Throughout the novel, Tess recounts memories of her childhood in KwaZulu-Natal, of her ailing mother and her stepfather Graham, the domestic worker Gladys and her best friend Dumi. It is, in many ways, a familiar story of innocence betrayed, but in Whiplash it is made more horrific by having some unpleasant and ugly truths thrown in our faces.

Some of the brutality depicted in the novel comes close to feeling like a physical blow, as in the description of Amanda’s murder and the discovery of her body: “Shit, some guy split her from her throat to her belly button. Popped out her eyes.
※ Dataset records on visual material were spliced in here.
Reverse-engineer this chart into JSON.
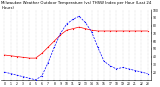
{
  "title": "Milwaukee Weather Outdoor Temperature (vs) THSW Index per Hour (Last 24 Hours)",
  "background_color": "#ffffff",
  "x_hours": [
    0,
    1,
    2,
    3,
    4,
    5,
    6,
    7,
    8,
    9,
    10,
    11,
    12,
    13,
    14,
    15,
    16,
    17,
    18,
    19,
    20,
    21,
    22,
    23
  ],
  "temp_y": [
    42,
    41,
    40,
    39,
    38,
    38,
    44,
    52,
    60,
    68,
    74,
    76,
    78,
    76,
    74,
    73,
    73,
    73,
    73,
    73,
    73,
    73,
    73,
    73
  ],
  "thsw_y": [
    20,
    18,
    16,
    14,
    12,
    10,
    15,
    32,
    52,
    70,
    82,
    88,
    92,
    84,
    72,
    52,
    34,
    28,
    24,
    26,
    24,
    22,
    20,
    18
  ],
  "temp_color": "#ff0000",
  "thsw_color": "#0000ff",
  "ylim_min": 10,
  "ylim_max": 100,
  "ytick_vals": [
    20,
    30,
    40,
    50,
    60,
    70,
    80,
    90,
    100
  ],
  "ytick_labels": [
    "20",
    "30",
    "40",
    "50",
    "60",
    "70",
    "80",
    "90",
    "100"
  ],
  "grid_color": "#bbbbbb",
  "title_fontsize": 2.8,
  "tick_fontsize": 2.2,
  "line_width": 0.5,
  "marker_size": 0.9
}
Left her buried in the sand at Clovelly. Some mom was collecting sand for her kid’s sand pit. Dug up her loose eye...”

The description of a four-month-old foetus being aborted is worse: “It’s like a jigsaw puzzle kid. Tiny thighs, perfect feet. Torn off arms. Some messy bits that are maybe its tummy, mashed up ...”

However, the violence is not restricted to Tess’s environment. There are references to the war in Iraq and we are reminded of the civil war in the Democratic Republic of Congo through the painful memories of the refugee Madelaine. There are some strong, colourful and haunting characters in the book, such as Tess’s friend and fellow prostitute Bonita. There is also the prostitute Annie, the policeman Hanif and the impotent client Limp Lennie, as well as Tess’s mother, Graham, Gladys and Dumi.

Whiplash is a powerful, often disturbing book. It was rejected by a number of commercial publishers which felt its brutality and frankness would be too strong for the local market. Instead, it has been taken up by independent publisher Modjaji Books and already sales are being negotiated for Australia and the UK. Tracey Farren’s debut novel could well become a bestseller.